Сначала просто было очень больно. Так больно, что не могла из дому выйти, потому что буквально везде натыкалась взглядом на счастливых мамочек. Почему, ну почему вокруг стало так много беременных женщин и юных мам с колясками?! Женьке бы выйти в люди, развеяться, а она больше всего на свете, казалось, боялась в очередной раз столкнуться взглядом со счастливой мамашей, гордо катящей впереди себя коляску со спящим младенцем. И мысли, мысли, мысли. Ах, если бы она не зациклилась на предательстве человека, потерявшего имя, если бы сосредоточилась на материнском счастье… Да, тот, безымянный, оказался подлецом, но ведь Женька-то осталась не одна, не ее одну предали! Если она, взрослый человек, имела какие-то шансы подняться после предательства, то разве ее малыш мог справиться с предательством папаши самостоятельно, без ее помощи?
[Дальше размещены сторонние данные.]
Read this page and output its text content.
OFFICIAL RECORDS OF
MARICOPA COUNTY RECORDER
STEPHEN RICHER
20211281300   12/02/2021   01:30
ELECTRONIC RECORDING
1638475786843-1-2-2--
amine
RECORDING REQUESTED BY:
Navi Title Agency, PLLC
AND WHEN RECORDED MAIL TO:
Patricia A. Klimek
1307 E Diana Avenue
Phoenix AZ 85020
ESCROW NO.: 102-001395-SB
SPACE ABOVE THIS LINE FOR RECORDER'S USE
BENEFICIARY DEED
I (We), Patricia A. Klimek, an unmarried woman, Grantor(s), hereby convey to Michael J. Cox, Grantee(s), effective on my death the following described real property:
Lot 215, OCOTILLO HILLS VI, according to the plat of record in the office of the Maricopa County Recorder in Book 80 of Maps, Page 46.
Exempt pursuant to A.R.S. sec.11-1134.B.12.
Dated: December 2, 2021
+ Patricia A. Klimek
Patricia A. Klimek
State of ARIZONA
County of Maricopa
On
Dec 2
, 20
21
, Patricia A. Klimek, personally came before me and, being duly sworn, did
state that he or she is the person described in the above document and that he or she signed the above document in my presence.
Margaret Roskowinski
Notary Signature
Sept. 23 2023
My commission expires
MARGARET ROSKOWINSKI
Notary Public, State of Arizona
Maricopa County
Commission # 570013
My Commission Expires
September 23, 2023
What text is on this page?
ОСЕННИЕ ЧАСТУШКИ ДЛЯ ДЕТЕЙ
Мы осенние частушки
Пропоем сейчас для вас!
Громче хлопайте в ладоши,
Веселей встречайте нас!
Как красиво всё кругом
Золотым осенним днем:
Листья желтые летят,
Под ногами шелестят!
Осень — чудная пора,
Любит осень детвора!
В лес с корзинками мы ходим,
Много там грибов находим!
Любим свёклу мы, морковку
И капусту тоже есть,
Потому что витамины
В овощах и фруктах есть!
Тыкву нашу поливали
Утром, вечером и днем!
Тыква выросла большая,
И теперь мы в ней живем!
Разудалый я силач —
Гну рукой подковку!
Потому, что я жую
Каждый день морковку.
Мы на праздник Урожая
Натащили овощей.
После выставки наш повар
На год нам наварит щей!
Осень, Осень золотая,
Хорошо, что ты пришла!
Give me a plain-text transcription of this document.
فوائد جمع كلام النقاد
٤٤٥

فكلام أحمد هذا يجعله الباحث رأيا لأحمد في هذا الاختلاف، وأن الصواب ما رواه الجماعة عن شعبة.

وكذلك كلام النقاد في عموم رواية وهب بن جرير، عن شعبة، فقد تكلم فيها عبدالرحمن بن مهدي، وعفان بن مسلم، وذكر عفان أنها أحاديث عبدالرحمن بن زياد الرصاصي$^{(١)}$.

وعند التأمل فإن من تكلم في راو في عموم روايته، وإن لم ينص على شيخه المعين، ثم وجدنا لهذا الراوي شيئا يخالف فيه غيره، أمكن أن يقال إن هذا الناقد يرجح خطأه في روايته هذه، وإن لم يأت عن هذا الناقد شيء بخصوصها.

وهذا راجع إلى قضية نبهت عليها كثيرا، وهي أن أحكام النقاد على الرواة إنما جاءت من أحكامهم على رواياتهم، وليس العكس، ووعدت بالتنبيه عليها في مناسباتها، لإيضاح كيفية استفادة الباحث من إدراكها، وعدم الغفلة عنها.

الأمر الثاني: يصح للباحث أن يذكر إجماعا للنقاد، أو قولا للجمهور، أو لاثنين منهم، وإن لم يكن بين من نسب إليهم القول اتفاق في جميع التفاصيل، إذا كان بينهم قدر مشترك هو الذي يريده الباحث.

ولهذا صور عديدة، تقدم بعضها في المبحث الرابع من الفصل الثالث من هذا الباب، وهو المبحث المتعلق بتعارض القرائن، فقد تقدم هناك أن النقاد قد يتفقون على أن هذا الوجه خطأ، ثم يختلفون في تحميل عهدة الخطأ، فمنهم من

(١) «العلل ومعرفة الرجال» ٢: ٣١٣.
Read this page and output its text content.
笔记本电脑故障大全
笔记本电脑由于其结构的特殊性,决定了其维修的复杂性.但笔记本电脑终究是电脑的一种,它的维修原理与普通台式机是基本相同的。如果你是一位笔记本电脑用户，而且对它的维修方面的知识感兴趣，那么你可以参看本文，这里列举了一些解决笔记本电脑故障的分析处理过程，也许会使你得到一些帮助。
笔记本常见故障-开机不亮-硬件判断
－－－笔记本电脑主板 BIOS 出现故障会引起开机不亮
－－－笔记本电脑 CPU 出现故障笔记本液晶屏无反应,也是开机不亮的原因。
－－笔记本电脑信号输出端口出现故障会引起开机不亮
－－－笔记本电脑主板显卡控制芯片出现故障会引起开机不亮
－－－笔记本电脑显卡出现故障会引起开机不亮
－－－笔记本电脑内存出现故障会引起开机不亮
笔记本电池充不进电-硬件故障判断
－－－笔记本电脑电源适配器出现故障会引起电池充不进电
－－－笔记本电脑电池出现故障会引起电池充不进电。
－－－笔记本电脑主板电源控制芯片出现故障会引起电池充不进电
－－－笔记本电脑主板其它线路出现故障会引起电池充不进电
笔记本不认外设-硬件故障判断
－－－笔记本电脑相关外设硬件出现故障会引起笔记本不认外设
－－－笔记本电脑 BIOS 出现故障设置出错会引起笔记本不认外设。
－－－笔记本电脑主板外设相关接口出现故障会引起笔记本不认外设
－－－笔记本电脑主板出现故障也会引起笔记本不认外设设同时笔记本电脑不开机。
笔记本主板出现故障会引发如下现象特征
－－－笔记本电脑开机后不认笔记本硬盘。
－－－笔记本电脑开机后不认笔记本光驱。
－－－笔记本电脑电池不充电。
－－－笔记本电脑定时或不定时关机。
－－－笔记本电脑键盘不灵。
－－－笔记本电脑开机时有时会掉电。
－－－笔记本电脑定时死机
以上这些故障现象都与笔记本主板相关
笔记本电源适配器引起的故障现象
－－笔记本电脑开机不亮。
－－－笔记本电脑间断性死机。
Нет, конечно же нет! Он был слишком мал для этого, слишком слаб, слишком беспомощен. А она, непутевая мамаша, вместо того, чтобы поддержать, подбодрить кроху, словно бы умерла, похоронила собственную душу. И поэтому во всем виновата она. Вернее, нет. В ее одиночестве виноват тот, чье имя нынче навеки предано анафеме. А вот в гибели ребенка виновата только она, только Женя…
Может быть, обладай ее мать повышенным чувством такта и обыкновенной человечностью, Женька не загнала бы себя в такие глубокие комплексы. Но ожидать чуткости от Ираиды Алексеевны было бы крайне наивно. Да Женя и не ожидала. Но почему-то все равно так больно оказалось ее равнодушие, даже бездушие. Вместо того, чтобы по-человечески посочувствовать беде дочери, мать без устали несколько месяцев к ряду радовалась тому, что так и не стала бабушкой в тридцать семь лет. По-прежнему бегала на свидания, приводила в дом очередных кандидатов в мужья. В отличие от дочери, которой самой природой, казалось бы, велено было жить, дышать полной грудью, но самовольно превратившей себя в затворницу, Ираида Алексеевна веселилась за двоих. Изо дня в день, крутясь у зеркала перед очередным свиданием, говорила будто бы сама себе, но непременно погромче, чтобы Женя слышала и приняла во внимание ее слова:
— А что, ведь хороша, правда? Ах, хороша! И никакая я не бабушка — надо же, придумала! Врешь, мне еще рано в бабушки записываться! Фигушки тебе бабушку, я еще ого-го!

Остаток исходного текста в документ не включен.